I like the reader's knowledge before Anna. I think that's fine. Keep working the passage. It'll shake loose.
General agreement over here; I very much like the way the main scene runs, and I do understand your desire to have the reader know before Anna does. I'm just not sure it's necessary. Because frankly, I'd rather you showed me, through her reactions, why I should care about the guy who's just been shot at the beginning. I think I'm trying to say that, if you paint it properly, the poignancy of the situation (or irony) will come to me through her, rather than through a faceless narrator. And as a reader, I prefer it that way.

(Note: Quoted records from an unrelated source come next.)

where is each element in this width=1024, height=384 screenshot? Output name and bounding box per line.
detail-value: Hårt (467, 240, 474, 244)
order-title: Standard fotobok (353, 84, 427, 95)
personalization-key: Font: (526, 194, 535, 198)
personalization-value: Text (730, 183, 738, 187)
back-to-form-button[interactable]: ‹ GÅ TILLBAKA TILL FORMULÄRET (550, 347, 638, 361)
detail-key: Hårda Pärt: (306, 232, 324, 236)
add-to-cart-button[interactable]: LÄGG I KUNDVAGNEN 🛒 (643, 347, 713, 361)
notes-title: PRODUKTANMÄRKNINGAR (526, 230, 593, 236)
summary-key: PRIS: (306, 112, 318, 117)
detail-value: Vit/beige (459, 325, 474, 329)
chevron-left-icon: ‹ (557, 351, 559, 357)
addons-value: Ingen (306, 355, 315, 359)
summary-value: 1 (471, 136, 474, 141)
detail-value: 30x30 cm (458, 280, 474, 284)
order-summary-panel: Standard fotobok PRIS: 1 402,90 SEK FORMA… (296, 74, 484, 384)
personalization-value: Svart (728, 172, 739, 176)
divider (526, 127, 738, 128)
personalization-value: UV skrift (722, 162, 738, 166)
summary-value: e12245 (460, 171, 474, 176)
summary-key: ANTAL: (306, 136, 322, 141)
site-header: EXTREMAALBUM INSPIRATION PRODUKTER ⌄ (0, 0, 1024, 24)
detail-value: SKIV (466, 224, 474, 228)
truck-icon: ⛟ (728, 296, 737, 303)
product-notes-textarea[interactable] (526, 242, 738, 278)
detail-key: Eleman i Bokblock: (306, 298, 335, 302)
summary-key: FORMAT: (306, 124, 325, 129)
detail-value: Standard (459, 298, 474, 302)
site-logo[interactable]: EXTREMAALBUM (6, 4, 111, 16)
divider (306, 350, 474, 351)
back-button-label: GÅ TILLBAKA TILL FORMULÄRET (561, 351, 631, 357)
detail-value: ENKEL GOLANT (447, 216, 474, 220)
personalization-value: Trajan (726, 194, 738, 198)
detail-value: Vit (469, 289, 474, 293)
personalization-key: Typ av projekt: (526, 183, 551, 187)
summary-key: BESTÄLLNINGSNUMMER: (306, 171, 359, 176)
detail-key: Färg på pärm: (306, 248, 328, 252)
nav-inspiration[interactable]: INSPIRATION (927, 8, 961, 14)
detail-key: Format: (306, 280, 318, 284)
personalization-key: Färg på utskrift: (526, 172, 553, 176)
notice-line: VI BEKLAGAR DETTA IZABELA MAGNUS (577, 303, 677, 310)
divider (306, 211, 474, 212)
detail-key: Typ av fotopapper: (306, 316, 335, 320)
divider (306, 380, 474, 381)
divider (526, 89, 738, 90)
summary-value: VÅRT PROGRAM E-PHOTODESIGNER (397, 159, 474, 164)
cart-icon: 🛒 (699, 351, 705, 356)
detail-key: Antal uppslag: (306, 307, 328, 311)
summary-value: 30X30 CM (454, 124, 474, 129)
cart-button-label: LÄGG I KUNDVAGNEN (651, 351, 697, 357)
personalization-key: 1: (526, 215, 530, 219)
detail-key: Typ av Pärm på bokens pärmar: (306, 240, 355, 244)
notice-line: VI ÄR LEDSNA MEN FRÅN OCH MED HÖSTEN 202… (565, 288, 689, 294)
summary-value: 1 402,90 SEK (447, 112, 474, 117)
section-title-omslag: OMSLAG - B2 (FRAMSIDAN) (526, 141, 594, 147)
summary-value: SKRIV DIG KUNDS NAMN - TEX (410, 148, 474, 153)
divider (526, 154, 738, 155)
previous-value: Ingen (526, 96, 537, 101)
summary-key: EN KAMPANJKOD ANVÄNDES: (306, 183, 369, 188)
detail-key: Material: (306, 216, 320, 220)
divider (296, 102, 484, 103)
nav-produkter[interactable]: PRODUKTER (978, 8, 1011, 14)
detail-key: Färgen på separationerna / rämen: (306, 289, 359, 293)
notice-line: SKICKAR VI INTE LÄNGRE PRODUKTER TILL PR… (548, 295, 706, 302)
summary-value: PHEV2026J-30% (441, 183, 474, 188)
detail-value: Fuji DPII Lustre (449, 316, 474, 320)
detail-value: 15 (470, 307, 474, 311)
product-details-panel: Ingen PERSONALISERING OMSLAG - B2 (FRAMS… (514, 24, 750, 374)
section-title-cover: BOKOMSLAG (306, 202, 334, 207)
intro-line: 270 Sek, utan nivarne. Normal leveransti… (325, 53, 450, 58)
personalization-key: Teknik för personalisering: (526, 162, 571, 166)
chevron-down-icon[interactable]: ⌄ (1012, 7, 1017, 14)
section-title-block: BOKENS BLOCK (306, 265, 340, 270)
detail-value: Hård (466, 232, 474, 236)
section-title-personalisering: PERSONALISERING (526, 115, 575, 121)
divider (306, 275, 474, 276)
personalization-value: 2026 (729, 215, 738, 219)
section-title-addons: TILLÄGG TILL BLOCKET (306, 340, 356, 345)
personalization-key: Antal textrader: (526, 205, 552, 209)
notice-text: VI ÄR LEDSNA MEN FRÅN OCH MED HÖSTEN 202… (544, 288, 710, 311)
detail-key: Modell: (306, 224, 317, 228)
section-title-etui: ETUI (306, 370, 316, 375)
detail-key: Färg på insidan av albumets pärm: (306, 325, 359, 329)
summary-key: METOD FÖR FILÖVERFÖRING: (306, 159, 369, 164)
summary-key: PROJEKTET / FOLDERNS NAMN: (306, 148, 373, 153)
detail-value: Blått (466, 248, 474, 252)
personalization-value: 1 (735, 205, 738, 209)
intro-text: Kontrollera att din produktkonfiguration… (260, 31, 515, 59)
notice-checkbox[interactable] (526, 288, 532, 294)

Argh. Not certain I'm being clear. Pinched nerves on both sides of my neck and the pain is clouding things.
This may be crazy talk, Susan, but have you thought about writing the prologue from the point of view of the shooter?
Something like, "A scouting party of Brits (whatever the slightly offensive French nickname would have been at the time), dragoons by their gaudy fur-trimmed blue uniforms now muted with with dust, rode over the hill....
"He sighted his rifle at the tallest of the officers, a blond captain. 'I bet the ladies like him,' he thought as he pulled the trigger."